Microsoft has had a difficult time convincing European regulators to accept its acquisition of Activision Blizzard. In its latest attempt to try and sway the outcome to its favor, Microsoft is reminding everyone that Sony is the leader of the market.
The EU’s European Commission has announced in athat it has opened up an in-depth investigation into Microsoft’s proposed acquisition of Activision Blizzard. This investigation was activated after the proposed deadline EU regulators set back in September when the deal was first being looked into.
According to the press release, the new inquiry now has 90 working days — until March 23, 2023 — to make a decision.
The Commission claims that it is concerned Microsoft’s acquisition could upset the balance in the market, causing a reduction in competition.
The Commission’s preliminary investigation shows that the transaction may significantly reduce competition on the markets for the distribution of console and PC video games, including multi-game subscription services and/or cloud game streaming services, and for PC operating systems.

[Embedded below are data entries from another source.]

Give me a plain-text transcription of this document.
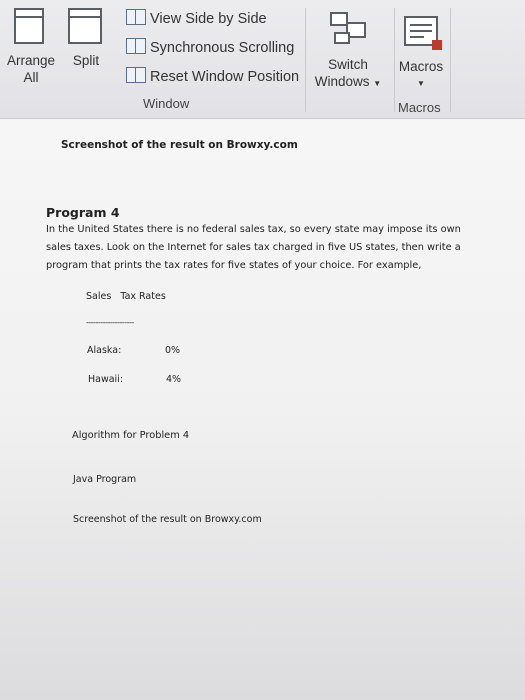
Arrange
All
Split
View Side by Side
Synchronous Scrolling
Reset Window Position
Window
Switch
Windows ▼
Macros
▼
Macros
Screenshot of the result on Browxy.com
Program 4
In the United States there is no federal sales tax, so every state may impose its own
sales taxes. Look on the Internet for sales tax charged in five US states, then write a
program that prints the tax rates for five states of your choice. For example,
Sales   Tax Rates
--------------------
Alaska:	0%
Hawaii:	4%
Algorithm for Problem 4
Java Program
Screenshot of the result on Browxy.com
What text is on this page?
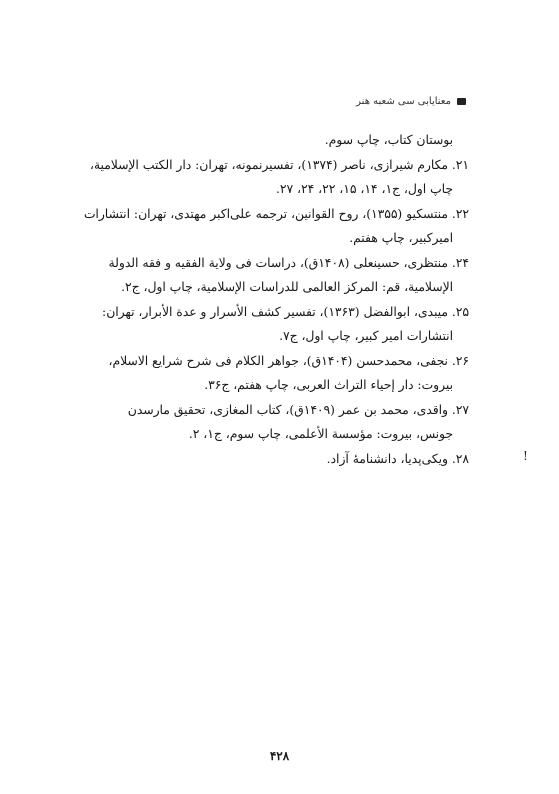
معنایابی سی شعبه هنر
بوستان کتاب، چاپ سوم.
۲۱. مکارم شیرازی، ناصر (۱۳۷۴)، تفسیرنمونه، تهران: دار الکتب الإسلامیة،
چاپ اول، ج۱، ۱۴، ۱۵، ۲۲، ۲۴، ۲۷.
۲۲. منتسکیو (۱۳۵۵)، روح القوانین، ترجمه علی‌اکبر مهتدی، تهران: انتشارات
امیرکبیر، چاپ هفتم.
۲۴. منتظری، حسینعلی (۱۴۰۸ق)، دراسات فی ولایة الفقیه و فقه الدولة
الإسلامیة، قم: المرکز العالمی للدراسات الإسلامیة، چاپ اول، ج۲.
۲۵. میبدی، ابوالفضل (۱۳۶۳)، تفسیر کشف الأسرار و عدة الأبرار، تهران:
انتشارات امیر کبیر، چاپ اول، ج۷.
۲۶. نجفی، محمدحسن (۱۴۰۴ق)، جواهر الکلام فی شرح شرایع الاسلام،
بیروت: دار إحیاء التراث العربی، چاپ هفتم، ج۳۶.
۲۷. واقدی، محمد بن عمر (۱۴۰۹ق)، کتاب المغازی، تحقیق مارسدن
جونس، بیروت: مؤسسة الأعلمی، چاپ سوم، ج۱، ۲.
۲۸. ویکی‌پدیا، دانشنامهٔ آزاد.	!
۴۲۸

The organization specifically highlighted the potential of Microsoft possibly turning some of Activision Blizzard’s most successful games into exclusives.
In particular, the Commission is concerned that, by acquiring Activision Blizzard, Microsoft may foreclose access to Activision Blizzard’s console and PC video games, especially to high-profile and highly successful games (so-called ‘AAA’ games) such as ‘Call of Duty’.

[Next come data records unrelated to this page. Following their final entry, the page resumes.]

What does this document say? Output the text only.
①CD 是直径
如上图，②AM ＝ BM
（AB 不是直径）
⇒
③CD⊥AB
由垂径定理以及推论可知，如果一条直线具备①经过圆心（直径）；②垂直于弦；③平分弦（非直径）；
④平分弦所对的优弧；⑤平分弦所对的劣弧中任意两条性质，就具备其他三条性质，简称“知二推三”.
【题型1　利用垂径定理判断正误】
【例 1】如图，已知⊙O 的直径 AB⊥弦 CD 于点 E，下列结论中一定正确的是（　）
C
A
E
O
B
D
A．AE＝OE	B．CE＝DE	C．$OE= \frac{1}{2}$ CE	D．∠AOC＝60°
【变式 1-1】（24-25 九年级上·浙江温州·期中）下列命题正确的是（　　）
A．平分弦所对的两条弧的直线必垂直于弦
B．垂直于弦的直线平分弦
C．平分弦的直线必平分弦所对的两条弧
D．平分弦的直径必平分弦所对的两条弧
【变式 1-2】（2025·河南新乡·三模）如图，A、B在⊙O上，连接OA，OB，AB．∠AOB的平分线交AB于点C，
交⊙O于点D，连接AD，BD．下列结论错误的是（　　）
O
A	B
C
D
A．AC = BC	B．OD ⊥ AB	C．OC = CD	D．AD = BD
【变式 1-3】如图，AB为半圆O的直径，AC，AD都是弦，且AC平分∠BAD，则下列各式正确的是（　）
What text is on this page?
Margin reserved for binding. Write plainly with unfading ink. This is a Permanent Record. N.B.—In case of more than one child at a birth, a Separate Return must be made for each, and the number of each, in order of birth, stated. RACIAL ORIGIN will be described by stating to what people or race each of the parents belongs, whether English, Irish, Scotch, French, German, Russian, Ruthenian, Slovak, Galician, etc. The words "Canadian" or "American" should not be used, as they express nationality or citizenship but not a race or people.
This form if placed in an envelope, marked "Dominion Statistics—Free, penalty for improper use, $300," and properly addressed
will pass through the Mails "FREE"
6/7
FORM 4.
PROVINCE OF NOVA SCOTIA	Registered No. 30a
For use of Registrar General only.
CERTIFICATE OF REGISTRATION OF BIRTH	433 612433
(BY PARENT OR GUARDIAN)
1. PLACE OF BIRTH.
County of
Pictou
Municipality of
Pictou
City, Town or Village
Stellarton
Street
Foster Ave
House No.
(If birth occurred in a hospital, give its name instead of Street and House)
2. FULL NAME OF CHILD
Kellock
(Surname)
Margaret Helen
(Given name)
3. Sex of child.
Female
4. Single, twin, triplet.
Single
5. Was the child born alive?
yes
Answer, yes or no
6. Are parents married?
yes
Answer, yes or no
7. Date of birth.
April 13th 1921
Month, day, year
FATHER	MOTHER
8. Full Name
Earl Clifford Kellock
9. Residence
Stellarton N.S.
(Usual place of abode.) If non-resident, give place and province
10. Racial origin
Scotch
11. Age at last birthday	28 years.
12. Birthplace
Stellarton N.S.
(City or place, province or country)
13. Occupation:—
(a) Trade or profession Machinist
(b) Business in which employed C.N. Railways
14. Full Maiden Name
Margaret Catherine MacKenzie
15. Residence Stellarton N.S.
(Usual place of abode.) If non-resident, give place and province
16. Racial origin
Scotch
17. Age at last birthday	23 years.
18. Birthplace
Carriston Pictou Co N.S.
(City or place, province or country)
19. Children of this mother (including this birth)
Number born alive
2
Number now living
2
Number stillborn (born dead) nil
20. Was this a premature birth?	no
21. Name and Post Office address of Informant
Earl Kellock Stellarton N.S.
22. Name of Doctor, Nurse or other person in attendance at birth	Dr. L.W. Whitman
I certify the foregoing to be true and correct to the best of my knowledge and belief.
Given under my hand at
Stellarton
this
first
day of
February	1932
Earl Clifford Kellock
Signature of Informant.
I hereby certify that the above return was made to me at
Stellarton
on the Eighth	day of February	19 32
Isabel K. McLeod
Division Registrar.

Since the first time it hit a snag with European regulators, Microsoft has attempted to utilize an underdog strategy to delegitimize Sony’s arguments against the deal. In response to today’s investigation announcement, Microsoft attempted to drive that talking point home by admitting that Sony is the market leader.

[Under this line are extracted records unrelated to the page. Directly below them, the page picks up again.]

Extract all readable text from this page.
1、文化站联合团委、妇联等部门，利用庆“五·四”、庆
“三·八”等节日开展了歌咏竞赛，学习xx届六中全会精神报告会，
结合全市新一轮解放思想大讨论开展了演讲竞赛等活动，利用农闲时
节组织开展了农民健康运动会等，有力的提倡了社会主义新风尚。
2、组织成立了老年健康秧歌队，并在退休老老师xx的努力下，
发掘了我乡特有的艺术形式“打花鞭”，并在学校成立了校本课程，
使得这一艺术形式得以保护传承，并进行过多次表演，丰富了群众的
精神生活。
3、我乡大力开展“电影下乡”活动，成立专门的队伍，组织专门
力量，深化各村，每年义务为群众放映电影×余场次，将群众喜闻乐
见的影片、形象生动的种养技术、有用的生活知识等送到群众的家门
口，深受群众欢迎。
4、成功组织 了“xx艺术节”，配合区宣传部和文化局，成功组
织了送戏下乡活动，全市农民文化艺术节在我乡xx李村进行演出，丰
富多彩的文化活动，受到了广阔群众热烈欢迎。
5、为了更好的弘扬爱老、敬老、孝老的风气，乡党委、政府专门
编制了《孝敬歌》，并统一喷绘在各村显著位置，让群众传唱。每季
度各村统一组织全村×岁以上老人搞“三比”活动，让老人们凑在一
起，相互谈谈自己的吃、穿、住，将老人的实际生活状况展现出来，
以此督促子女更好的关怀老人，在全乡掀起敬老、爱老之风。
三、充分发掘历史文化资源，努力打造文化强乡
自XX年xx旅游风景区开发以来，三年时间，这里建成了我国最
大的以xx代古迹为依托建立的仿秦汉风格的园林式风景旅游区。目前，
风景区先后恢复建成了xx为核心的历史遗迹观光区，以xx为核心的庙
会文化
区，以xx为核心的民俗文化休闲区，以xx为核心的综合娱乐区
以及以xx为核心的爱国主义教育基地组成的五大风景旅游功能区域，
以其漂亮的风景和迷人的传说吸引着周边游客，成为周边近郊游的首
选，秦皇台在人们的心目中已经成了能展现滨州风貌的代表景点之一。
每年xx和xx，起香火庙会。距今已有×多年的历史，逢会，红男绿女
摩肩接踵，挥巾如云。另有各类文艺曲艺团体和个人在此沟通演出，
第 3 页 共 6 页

The Redmond-based organization told Tom Warren of The Verge:
Sony, as the industry leader, says it is worried about Call of Duty, but we’ve said we are committed to making the same game available on the same day on both Xbox and PlayStation,” Microsoft said. “We want people to have more access to games, not less.
Microsoft’s acquisition of Activision Blizzard still hangs in the balance. In addition to the EU, the UK’s Competition and Markets Authority (CMA) and other regulatory bodies around the world are performing their own investigations.